Asked whether Fromm played as well as he possibly could, Godwin laughed and shook his head.

“Oh, no sir, there’s more to come,” said the man who caught Fromm’s 59-yard TD pass on the Bulldogs’ first play from scrimmage. “This was just a preview. With that kid, the sky is the limit for him.”

Surely Fromm can’t be expected to play this well every time out. Opposing defenses are starting to build a file on him. As the season grinds on, they’ll start taking note of tendencies and finding Fromm weaknesses.

It’ll get harder. It won’t always be as good as it was Saturday night.

But the Bulldogs will tell you  they knew they had themselves a gamer pretty much as soon as Fromm showed up from Warner Robins. He demonstrated qualities beyond his years in spring practice and summer workouts and preseason camp.
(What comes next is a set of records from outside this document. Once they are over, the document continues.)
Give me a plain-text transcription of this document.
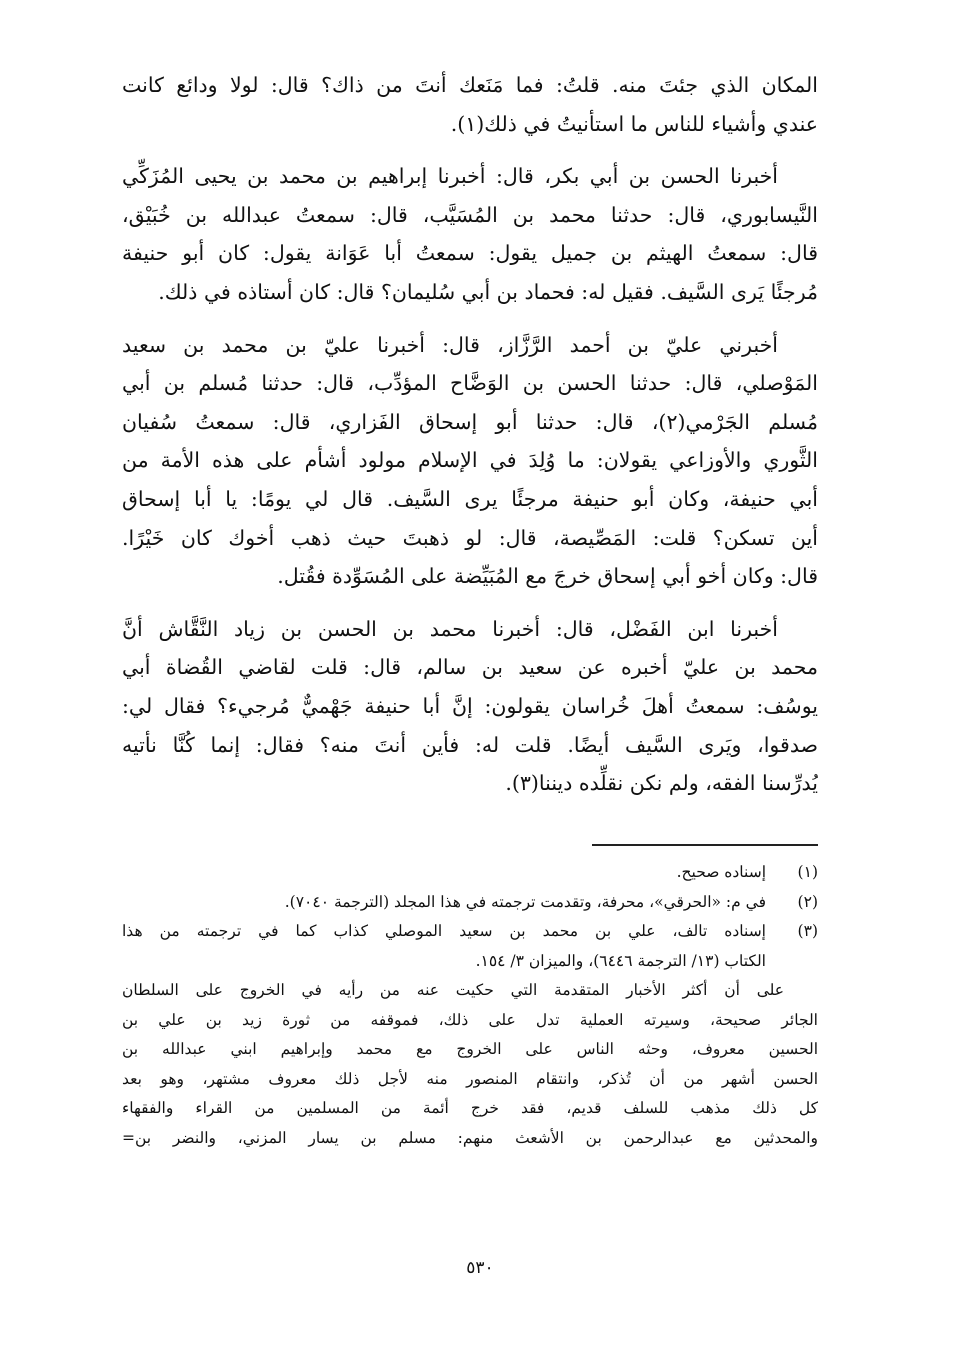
المكان الذي جئتَ منه. قلتُ: فما مَنَعك أنتَ من ذاك؟ قال: لولا ودائع كانت
عندي وأشياء للناس ما استأنيتُ في ذلك(١).
أخبرنا الحسن بن أبي بكر، قال: أخبرنا إبراهيم بن محمد بن يحيى المُزَكِّي
النَّيسابوري، قال: حدثنا محمد بن المُسَيَّب، قال: سمعتُ عبدالله بن خُبَيْق،
قال: سمعتُ الهيثم بن جميل يقول: سمعتُ أبا عَوَانة يقول: كان أبو حنيفة
مُرجئًا يَرى السَّيف. فقيل له: فحماد بن أبي سُليمان؟ قال: كان أستاذه في ذلك.
أخبرني عليّ بن أحمد الرَّزَّاز، قال: أخبرنا عليّ بن محمد بن سعيد
المَوْصلي، قال: حدثنا الحسن بن الوَضَّاح المؤدِّب، قال: حدثنا مُسلم بن أبي
مُسلم الجَرْمي(٢)، قال: حدثنا أبو إسحاق الفَزاري، قال: سمعتُ سُفيان
الثَّوري والأوزاعي يقولان: ما وُلِدَ في الإسلام مولود أشأم على هذه الأمة من
أبي حنيفة، وكان أبو حنيفة مرجئًا يرى السَّيف. قال لي يومًا: يا أبا إسحاق
أين تسكن؟ قلت: المَصِّيصة، قال: لو ذهبتَ حيث ذهب أخوك كان خَيْرًا.
قال: وكان أخو أبي إسحاق خرجَ مع المُبَيِّضة على المُسَوِّدة فقُتل.
أخبرنا ابن الفَضْل، قال: أخبرنا محمد بن الحسن بن زياد النَّقَّاش أنَّ
محمد بن عليّ أخبره عن سعيد بن سالم، قال: قلت لقاضي القُضاة أبي
يوسُف: سمعتُ أهلَ خُراسان يقولون: إنَّ أبا حنيفة جَهْميٌّ مُرجيء؟ فقال لي:
صدقوا، ويَرى السَّيف أيضًا. قلت له: فأين أنتَ منه؟ فقال: إنما كُنَّا نأتيه
يُدرِّسنا الفقه، ولم نكن نقلِّده ديننا(٣).
(١)إسناده صحيح.
(٢)في م: «الحرقي»، محرفة، وتقدمت ترجمته في هذا المجلد (الترجمة ٧٠٤٠).
(٣)إسناده تالف، علي بن محمد بن سعيد الموصلي كذاب كما في ترجمته من هذا
الكتاب (١٣/ الترجمة ٦٤٤٦)، والميزان ٣/ ١٥٤.
على أن أكثر الأخبار المتقدمة التي حكيت عنه من رأيه في الخروج على السلطان
الجائر صحيحة، وسيرته العملية تدل على ذلك، فموقفه من ثورة زيد بن علي بن
الحسين معروف، وحثه الناس على الخروج مع محمد وإبراهيم ابني عبدالله بن
الحسن أشهر من أن تُذكر، وانتقام المنصور منه لأجل ذلك معروف مشتهر، وهو بعد
كل ذلك مذهب للسلف قديم، فقد خرج أئمة من المسلمين من القراء والفقهاء
والمحدثين مع عبدالرحمن بن الأشعث منهم: مسلم بن يسار المزني، والنضر بن=
٥٣٠
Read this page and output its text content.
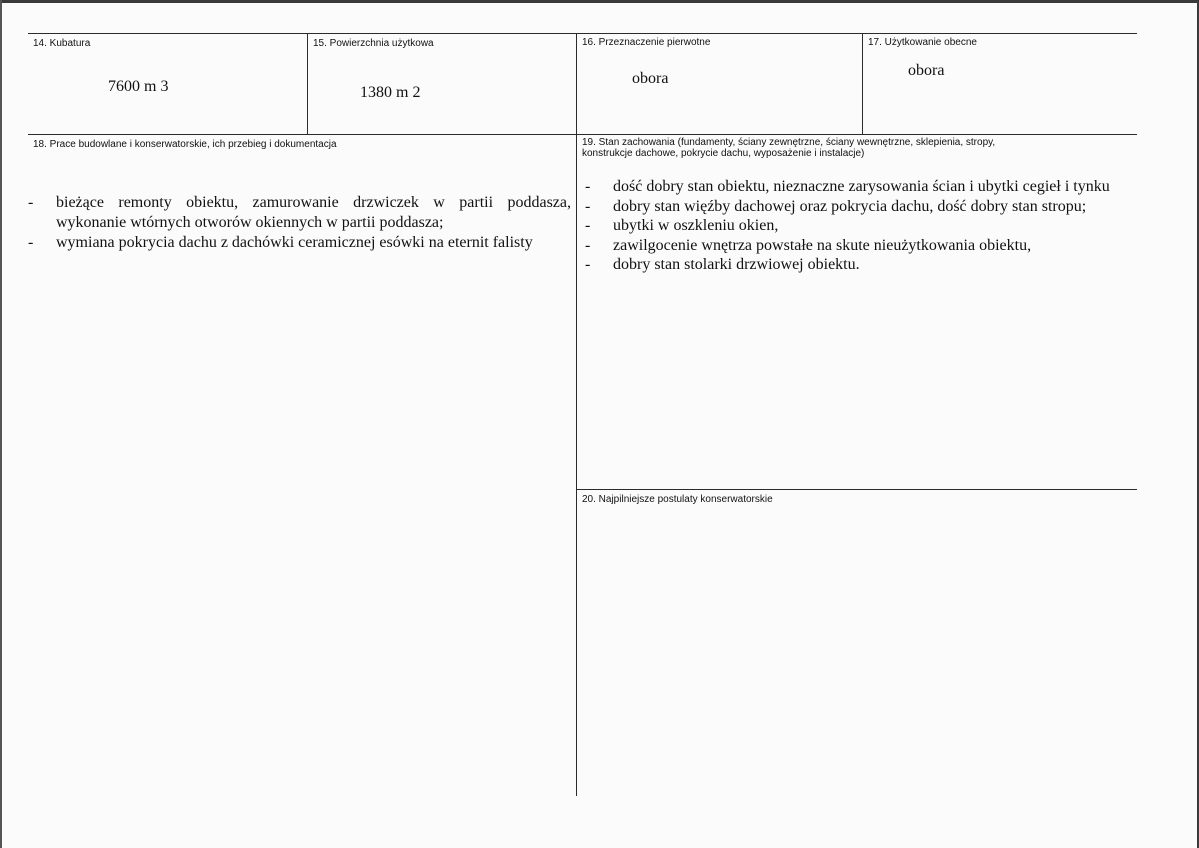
14. Kubatura
7600 m 3
15. Powierzchnia użytkowa
1380 m 2
16. Przeznaczenie pierwotne
obora
17. Użytkowanie obecne
obora
18. Prace budowlane i konserwatorskie, ich przebieg i dokumentacja
- bieżące remonty obiektu, zamurowanie drzwiczek w partii poddasza,
wykonanie wtórnych otworów okiennych w partii poddasza;
- wymiana pokrycia dachu z dachówki ceramicznej esówki na eternit falisty
19. Stan zachowania (fundamenty, ściany zewnętrzne, ściany wewnętrzne, sklepienia, stropy,
konstrukcje dachowe, pokrycie dachu, wyposażenie i instalacje)
- dość dobry stan obiektu, nieznaczne zarysowania ścian i ubytki cegieł i tynku
- dobry stan więźby dachowej oraz pokrycia dachu, dość dobry stan stropu;
- ubytki w oszkleniu okien,
- zawilgocenie wnętrza powstałe na skute nieużytkowania obiektu,
- dobry stan stolarki drzwiowej obiektu.
20. Najpilniejsze postulaty konserwatorskie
Now the rest of us are seeing what the coaches and players were seeing then. We’ll hear from Fromm eventually, but right now the silence only adds to the mystique.

For now, his teammates will do Fromm’s talking for him.

“You knew it as soon as he came in,” Chubb said of when he caught their attention. “Just the way that he carries himself. He’s a born leader. He works hard, he makes the right calls, he just does what we ask him to do. He’s a great kid.”

Said Smart: “Luckily we were able to get this kid to come here, because where would we be without him?”